Why Run With Your Dog?

Personal training for dogs. You’re kidding, right? Actually, no, we’re not. Research suggests up to 40% of our dogs are overweight, and they suffer from the same health complications that overweight people do. Veterinarians (including myself) are becoming more and more concerned about the increase in joint pain, heart disease and other obesity related illnesses in dogs. Hence, Pooch to 5k. Dogs can’t lift weights, or use the gym. If you’re going to increase their fat burning, you need to increase the intensity of their exercise. This means that a daily stroll just won’t cut it any more, it’s too laid back. The Pooch to 5k program will help you get your dog from doing nothing much to comfortably running 5km, over a period of 12 weeks.

Because you’ll be running with your dog, you’ll also get a great workout three times a week, as you train yourself to run 5km. Why not subscribe to our dog health and fitness newsletter and grab your dog, and you’re ready to go!

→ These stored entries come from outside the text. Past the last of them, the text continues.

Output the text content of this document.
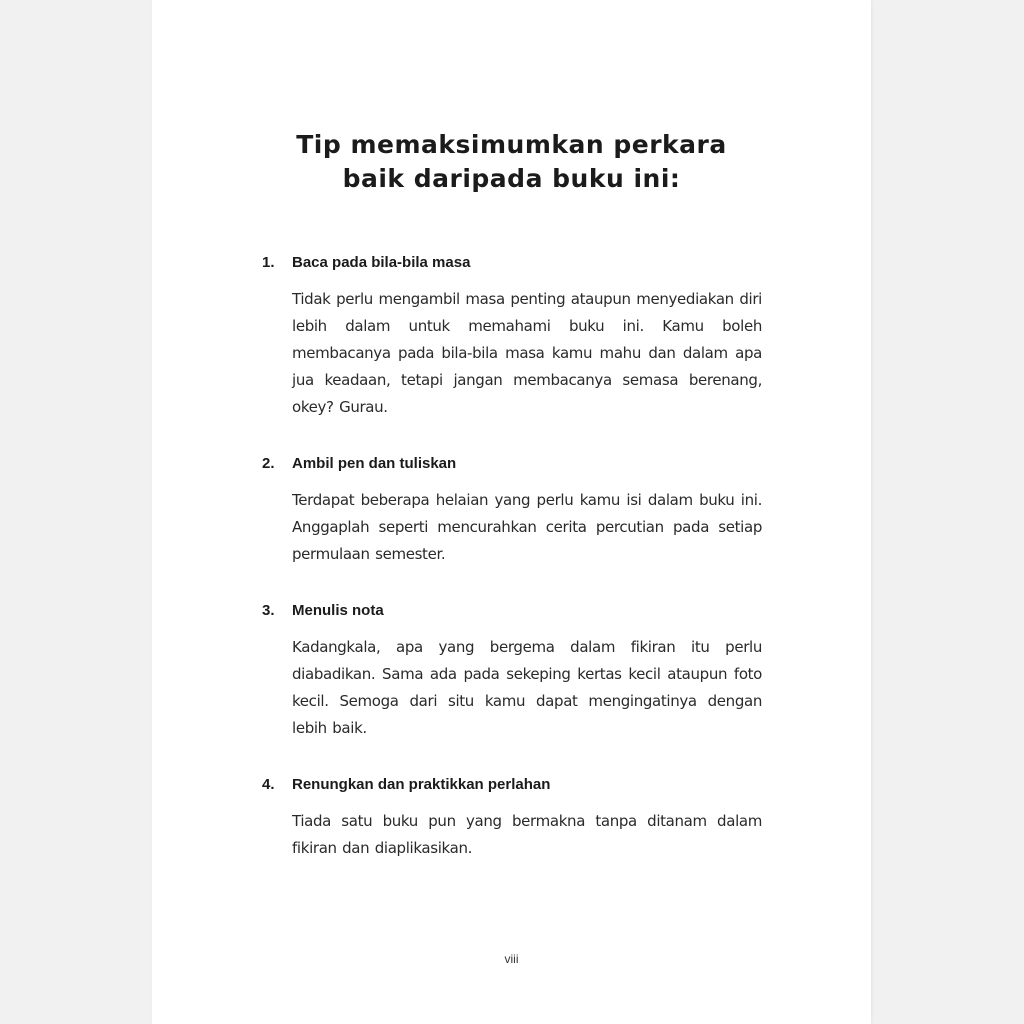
Tip memaksimumkan perkara
baik daripada buku ini:
1.	Baca pada bila-bila masa
Tidak perlu mengambil masa penting ataupun menyediakan diri lebih dalam untuk memahami buku ini. Kamu boleh membacanya pada bila-bila masa kamu mahu dan dalam apa jua keadaan, tetapi jangan membacanya semasa berenang, okey? Gurau.
2.	Ambil pen dan tuliskan
Terdapat beberapa helaian yang perlu kamu isi dalam buku ini. Anggaplah seperti mencurahkan cerita percutian pada setiap permulaan semester.
3.	Menulis nota
Kadangkala, apa yang bergema dalam fikiran itu perlu diabadikan. Sama ada pada sekeping kertas kecil ataupun foto kecil. Semoga dari situ kamu dapat mengingatinya dengan lebih baik.
4.	Renungkan dan praktikkan perlahan
Tiada satu buku pun yang bermakna tanpa ditanam dalam fikiran dan diaplikasikan.
viii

Second K9 Camp Challenge – Play with your Balls


It’s time for our blog post on our second K9 camp challenge, which was to play with balls in some way to improve your dog’s fitness. Guinness is ball crazy, so this was easy. Again, I wanted to try something a bit different, something other than tossing a tennis ball down the back yard for him to chase.

So, I thought we’d start training in Treibball, which is a dog sport using big gym balls. Guinness is an Australian Working Kelpie, so he is instinctively a herding dog. I figured since I’m not allowed to have sheep (eh, husband!), then he could learn to herd a ball. It doesn’t smell the same, and it doesn’t leave those yummy little pellets on the ground, but he can still chase it.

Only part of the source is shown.